Akila. Irrien avait entendu ce nom, car Lucious lui en avait dit bien plus. Akila, qui avait aidé à libérer Haylon du joug de l'Empire et qui l'avait défendue contre leur flotte. On disait qu'il se battait avec toute la ruse d'un renard, frappait sans s'attarder là où les ennemis s'y attendaient le moins.

“J'ai toujours apprécié les adversaires forts”, dit Irrien. “Il faut du fer pour aiguiser une épée.”

Il sortit son épée de son fourreau en cuir noir comme pour illustrer son propos. La lame était tellement huilée qu'elle était bleu-noir et aussi tranchante qu'un rasoir. C'était le type d'objet qui, pour quelqu'un d'autre qu'Irrien, aurait pu être l'outil d'un bourreau, mais Irrien s'était familiarisé avec son équilibre et s'était entraîné pour avoir la force de bien la manier. Il avait d'autres armes : des couteaux et des fils à étrangler, une épée en forme de lune incurvée et une épée solaire aux nombreuses pointes. Cependant, c'était cette arme-ci que les gens connaissaient. Si elle n'avait aucun nom, c'était seulement parce qu'Irrien pensait que c'était idiot de nommer une épée.

Il vit que cette épée effrayait son nouvel esclave.

“Autrefois, les prêtres sacrifiaient un esclave avant de livrer bataille. Ils espéraient étancher la soif de la mort avant qu'elle ne puisse s'intéresser à un général. Plus tard, ils en vinrent à sacrifier l'esclave aux dieux de la guerre en espérant que ces derniers apporteraient leur soutien à leur camp. A genoux.”

Irrien vit l'homme le faire comme par réflexe, en dépit de sa terreur, ou peut-être à cause d'elle.

“Pitié”, supplia-t-il.

Irrien lui donna un coup de pied assez violent pour le faire tomber à plat ventre, la tête dépassant de la proue du navire. “Je t'ai dit de te taire. Reste ici et estime-toi heureux que je n'aie aucun intérêt pour les prêtres et leurs idioties. S'il existe des dieux de la mort, leur soif ne saurait être étanchée. S'il existe des dieux de la guerre, ils soutiennent l'homme qui a le plus de soldats.”

Il se retourna vers le reste de son navire. Il souleva son épée d'une main et les esclaves qui avaient attendu ses instructions se précipitèrent vers des cors et s'en saisirent. Quand il hocha la tête, les cors sonnèrent fortement une fois. Irrien vit ses soldats remonter les catapultes et les balistes et mettre le feu à leurs projectiles.

Irrien se tenait droit, noir contre la lumière du soleil. Sa peau bronzée et ses vêtements sombres faisaient de lui une ombre qui cachait la cité.
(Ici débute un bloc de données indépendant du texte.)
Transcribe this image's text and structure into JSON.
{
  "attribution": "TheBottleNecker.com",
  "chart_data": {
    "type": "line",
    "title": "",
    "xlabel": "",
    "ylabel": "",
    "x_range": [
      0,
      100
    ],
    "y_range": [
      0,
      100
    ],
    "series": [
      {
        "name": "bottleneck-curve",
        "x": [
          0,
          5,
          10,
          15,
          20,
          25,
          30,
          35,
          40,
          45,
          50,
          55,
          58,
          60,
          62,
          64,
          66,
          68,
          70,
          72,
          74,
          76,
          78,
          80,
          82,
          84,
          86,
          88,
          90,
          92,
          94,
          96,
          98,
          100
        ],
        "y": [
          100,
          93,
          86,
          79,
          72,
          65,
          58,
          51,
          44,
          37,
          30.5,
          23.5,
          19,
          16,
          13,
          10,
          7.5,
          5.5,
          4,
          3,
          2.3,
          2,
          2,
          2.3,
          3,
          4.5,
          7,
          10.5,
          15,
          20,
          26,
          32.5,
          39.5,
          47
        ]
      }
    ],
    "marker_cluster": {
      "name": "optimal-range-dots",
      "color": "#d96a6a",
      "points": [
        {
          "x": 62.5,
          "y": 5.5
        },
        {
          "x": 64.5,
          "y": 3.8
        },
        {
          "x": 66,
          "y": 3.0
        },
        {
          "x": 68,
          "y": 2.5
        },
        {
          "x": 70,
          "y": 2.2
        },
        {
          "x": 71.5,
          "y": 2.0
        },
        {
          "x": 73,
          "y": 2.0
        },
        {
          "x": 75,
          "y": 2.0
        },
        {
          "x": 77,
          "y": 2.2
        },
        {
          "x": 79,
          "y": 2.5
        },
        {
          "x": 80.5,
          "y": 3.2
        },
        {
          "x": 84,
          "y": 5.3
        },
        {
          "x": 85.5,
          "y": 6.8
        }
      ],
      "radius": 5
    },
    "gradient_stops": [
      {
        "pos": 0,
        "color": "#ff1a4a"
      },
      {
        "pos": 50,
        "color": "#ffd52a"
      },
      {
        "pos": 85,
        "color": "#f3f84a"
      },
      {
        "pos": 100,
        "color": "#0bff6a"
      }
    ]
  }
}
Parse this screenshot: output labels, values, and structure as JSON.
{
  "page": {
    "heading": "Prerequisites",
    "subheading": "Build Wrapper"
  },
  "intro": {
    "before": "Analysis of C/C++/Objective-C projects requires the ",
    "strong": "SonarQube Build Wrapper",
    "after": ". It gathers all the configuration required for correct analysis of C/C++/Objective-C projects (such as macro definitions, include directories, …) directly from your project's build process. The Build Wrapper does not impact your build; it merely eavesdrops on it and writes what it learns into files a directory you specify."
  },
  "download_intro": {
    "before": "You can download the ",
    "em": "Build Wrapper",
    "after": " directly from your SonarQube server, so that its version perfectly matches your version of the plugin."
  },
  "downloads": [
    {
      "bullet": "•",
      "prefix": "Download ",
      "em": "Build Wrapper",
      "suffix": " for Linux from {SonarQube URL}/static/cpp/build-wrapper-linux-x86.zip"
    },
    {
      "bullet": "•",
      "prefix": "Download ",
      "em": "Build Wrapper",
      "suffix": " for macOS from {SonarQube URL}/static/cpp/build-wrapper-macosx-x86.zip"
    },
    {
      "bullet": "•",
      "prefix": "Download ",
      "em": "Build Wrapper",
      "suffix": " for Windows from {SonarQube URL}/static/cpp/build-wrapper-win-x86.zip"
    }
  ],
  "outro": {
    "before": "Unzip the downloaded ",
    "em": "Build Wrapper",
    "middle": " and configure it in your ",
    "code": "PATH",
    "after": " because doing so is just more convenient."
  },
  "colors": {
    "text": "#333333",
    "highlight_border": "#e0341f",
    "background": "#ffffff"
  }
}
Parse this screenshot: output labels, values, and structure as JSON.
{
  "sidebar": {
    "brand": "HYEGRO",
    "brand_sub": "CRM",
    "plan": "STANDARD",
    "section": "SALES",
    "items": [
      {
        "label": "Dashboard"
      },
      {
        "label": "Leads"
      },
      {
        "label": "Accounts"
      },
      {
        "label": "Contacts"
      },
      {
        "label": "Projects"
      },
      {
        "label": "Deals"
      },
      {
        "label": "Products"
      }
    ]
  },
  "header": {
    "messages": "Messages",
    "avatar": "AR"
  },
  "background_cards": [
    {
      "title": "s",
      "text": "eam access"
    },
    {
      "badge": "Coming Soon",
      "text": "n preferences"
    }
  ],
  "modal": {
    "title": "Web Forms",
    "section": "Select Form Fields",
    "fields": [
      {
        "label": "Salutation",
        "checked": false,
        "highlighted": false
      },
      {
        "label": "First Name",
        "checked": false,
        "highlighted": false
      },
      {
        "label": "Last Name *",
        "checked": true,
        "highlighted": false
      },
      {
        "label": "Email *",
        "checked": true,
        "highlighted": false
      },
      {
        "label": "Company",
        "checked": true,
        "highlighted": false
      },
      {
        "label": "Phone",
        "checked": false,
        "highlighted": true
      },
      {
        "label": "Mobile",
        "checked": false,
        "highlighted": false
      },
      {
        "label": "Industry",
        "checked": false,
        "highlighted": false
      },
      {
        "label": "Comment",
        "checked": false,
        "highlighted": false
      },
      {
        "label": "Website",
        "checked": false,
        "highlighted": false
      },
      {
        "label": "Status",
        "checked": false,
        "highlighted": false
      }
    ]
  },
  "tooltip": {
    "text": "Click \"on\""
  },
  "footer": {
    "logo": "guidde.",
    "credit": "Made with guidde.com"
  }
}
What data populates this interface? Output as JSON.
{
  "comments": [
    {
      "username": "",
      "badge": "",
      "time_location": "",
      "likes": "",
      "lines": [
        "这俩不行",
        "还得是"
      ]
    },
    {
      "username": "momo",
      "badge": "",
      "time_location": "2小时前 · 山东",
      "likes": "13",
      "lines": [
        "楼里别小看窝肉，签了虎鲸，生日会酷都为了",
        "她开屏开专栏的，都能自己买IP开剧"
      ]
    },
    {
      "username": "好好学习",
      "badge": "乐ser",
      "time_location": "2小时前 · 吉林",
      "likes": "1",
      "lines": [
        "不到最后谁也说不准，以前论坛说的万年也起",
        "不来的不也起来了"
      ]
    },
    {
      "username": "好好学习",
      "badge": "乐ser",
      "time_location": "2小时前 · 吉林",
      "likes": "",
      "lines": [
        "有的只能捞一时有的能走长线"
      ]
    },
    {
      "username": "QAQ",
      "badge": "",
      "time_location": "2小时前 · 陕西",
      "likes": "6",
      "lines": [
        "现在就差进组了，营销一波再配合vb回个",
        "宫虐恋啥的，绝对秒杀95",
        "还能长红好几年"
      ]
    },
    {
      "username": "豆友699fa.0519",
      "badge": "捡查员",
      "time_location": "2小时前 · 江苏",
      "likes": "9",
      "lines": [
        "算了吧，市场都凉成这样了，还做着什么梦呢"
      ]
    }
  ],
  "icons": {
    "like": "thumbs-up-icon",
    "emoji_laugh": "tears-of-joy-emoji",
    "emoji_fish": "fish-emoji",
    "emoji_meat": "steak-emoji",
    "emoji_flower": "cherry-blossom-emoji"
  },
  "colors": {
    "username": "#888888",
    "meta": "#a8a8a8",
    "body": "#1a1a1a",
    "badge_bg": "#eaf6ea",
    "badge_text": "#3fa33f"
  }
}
“Je vous avais dit que nous irions à Delos et nous y voici !” cria-t-il. “ Je vous avais dit que nous prendrions leur cité et nous allons le faire !”

Il attendit que les acclamations qui suivirent se calment.

“J'ai donné un message aux éclaireurs que nous leur avons renvoyés et je compte y être fidèle !” Cette fois-ci, Irrien n'attendit pas. “Tous les hommes, toutes les femmes et tous les enfants de l'Empire sont maintenant des esclaves. Tous ceux que vous croiserez là-bas et qui seront dépourvus de l'insigne des maîtres appartiendront à ceux qui les prendront et vous pourrez en faire ce que vous serez assez fort pour faire. Tous ceux qui prétendront détenir des biens seront des menteurs et vous pourrez les leur prendre. Tous ceux qui nous désobéiront devront être punis. Tous ceux qui nous résisteront seront des rebelles et seront traités sans pitié !”

Irrien avait découvert que la pitié était une autre de ces blagues en lesquelles les gens aimaient faire semblant de croire. Pourquoi un homme laisserait-il la vie à un ennemi si cela ne lui rapportait rien ? La poussière apprenait des choses simples : si on était faible, on mourait. Si on était fort, on prenait au monde ce qu'on pouvait lui prendre.

Or, Irrien comptait tout lui prendre.

Le plus important, c'était qu'il se sentait plus vivant que jamais à ce moment-là. Il s'était battu pour devenir Première Pierre puis s'était rendu compte qu'il ne lui restait nulle part où aller. A force de jouer aux jeux politiques de la cité et à s'immiscer dans les petites querelles des autres pierres pour s'amuser, il avait senti qu'il commençait à stagner. Cela dit, cette guerre … cette guerre allait sûrement se révéler bien plus intéressante.

“Préparez-vous !” cria-t-il à ses hommes. “Si vous obéissez à mes ordres, nous réussirons. Si vous échouez, vous serez moins que poussière à mes yeux.”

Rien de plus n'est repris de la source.